The Fed would do this, Bernanke explains, to influence the market for foreign exchange, i.e., to weaken the dollar. He points to the dollar devaluation of 1933-34 as an “effective weapon against deflation”. “The devaluation and the rapid increase in the money supply it permitted ended the U.S. deflation remarkably quickly … The economy grew strongly, and by the way, 1934 was one of the best years of the century for the stock market.” (While this is true, a mere two years later, after the withdrawal of government stimulus, a second severe recession began, one that would last until the U.S. geared up for World War II. And the 1937 slump in stocks was one of the largest on record.)
“A money-financed tax cut is essentially equivalent to Milton Friedman’s famous ‘helicopter drop’ of money”, he said in the speech. (Hence his nickname – Helicopter Ben.) The extension of the Bush tax cuts along with the reduction in the social security payroll tax is a recent example of this policy.
These 7 tools are non-traditional, and Bernanke admits that by using them, the Fed “will be operating in less familiar territory” and will “introduce uncertainty in the size and timing of the economy’s response to policy actions”.
Nevertheless, Bernanke says, “a central bank whose accustomed policy rate has been forced down to zero has most definitely not run out of ammunition … A central bank … retains considerable power to expand aggregate demand and economic activity even when its accustomed policy rate is zero.”
Today, any objective economist will tell you that, despite all of the monetary and fiscal stimulus, aggregate demand and economic activity has been minimally impacted. At the July post-FOMC press briefing, Bernanke admitted that he has no explanation as to why the economy has remained “soft”. Nevertheless, as stated above, in an election cycle, the Fed would be expected to do “something”.
Of the seven available tools, #1 appears to have been taken off the table, and #3 is presently employed. Tools #5 and #7 have been used, and may be employed again. #5 was heavily used in the financial crisis (GM, Chrysler, AIG), and #7 requires the cooperation of Congress (tax cuts).
The Fed said that it won’t reduce the size of its balance sheet in the near future, holding it steady like a rock, but will invest or roll any maturities or payoffs back into the market. Hence, the Fed has already embarked upon a policy of what we will call Rock ‘N Roll. As part of Rock ‘N Roll, we also expect the Fed to change the composition of its balance sheet to attempt to impact yields on private sector bonds (#5).
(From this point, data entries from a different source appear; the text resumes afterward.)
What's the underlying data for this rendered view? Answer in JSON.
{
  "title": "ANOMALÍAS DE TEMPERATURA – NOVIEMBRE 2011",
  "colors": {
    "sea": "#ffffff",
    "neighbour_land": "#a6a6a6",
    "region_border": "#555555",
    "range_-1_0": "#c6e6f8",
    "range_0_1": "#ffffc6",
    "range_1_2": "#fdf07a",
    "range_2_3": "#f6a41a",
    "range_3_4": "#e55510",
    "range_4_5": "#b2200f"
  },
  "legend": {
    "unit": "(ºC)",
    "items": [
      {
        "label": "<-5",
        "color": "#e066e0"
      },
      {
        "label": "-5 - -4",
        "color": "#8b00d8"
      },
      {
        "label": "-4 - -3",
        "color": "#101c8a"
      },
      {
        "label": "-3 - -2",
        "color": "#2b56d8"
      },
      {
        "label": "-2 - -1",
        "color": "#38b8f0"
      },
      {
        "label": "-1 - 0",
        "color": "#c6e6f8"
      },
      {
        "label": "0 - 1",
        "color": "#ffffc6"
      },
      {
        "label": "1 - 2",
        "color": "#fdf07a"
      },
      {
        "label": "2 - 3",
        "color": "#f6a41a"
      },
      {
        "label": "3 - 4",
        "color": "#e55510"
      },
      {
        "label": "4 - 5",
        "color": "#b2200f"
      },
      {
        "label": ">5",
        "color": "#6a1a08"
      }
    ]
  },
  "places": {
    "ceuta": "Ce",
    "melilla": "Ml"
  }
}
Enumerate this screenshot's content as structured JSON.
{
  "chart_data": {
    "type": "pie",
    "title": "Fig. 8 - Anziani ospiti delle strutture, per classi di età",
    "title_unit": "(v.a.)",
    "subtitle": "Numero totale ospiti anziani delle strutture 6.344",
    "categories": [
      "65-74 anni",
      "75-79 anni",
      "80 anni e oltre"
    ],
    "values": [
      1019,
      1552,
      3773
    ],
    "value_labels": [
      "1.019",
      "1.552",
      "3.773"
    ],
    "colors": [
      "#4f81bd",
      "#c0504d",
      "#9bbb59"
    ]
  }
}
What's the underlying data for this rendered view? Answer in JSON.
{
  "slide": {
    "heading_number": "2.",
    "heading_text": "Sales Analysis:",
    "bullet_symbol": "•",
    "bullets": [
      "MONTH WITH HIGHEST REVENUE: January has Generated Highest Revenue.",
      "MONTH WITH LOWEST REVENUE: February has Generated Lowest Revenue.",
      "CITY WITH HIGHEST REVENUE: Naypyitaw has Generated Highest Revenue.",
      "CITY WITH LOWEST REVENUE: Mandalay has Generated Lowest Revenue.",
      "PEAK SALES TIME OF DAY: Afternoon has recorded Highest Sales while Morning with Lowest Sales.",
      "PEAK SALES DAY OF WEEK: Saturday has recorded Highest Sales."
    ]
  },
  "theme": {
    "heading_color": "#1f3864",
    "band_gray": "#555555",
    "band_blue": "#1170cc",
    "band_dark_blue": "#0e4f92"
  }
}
Over the past 2 years, Fed actions appear to have had little impact on aggregate demand. In 2002, when he outlined these non-traditional tools, Bernanke said he had no idea of the magnitude of their effectiveness.
Bernanke is now fully into speculation mode when it comes to trying to 'fix' the economy.
This isn't a man implementing sound economic principles... rather what we now have is a sorcerer's apprentice practicing his craft.
He is experimenting... with no idea of what will - or won't - work.
Last month John Embry, Chief Investment Strategist at Sprott Asset Management, made an astute observation:
What’s been fascinating, and what was unappreciated by me in the early stages, was the enormous number of derivatives that have been created in the financial system. Because of the derivatives they’ve been able to keep this thing going for infinitely longer than any rational mind would have thought possible. You’ve been able to create leverage to the extent that you’ve never seen before and this is why I think the bubbles were able to get stretched out and last as long as they did. Because the balloon was blown up so much, I just think the aftermath in its finale is going to be extraordinarily unpleasant.”
Warren Buffet called derivatives "financial weapons of mass destruction" and as the economy continues to unwind, we are seeing just how accurate this description is.
The Federal Reserve has no real game plan for how to deal with it all.
Which is why so many believe the flight to Gold and Silver will only intensify from this point onward.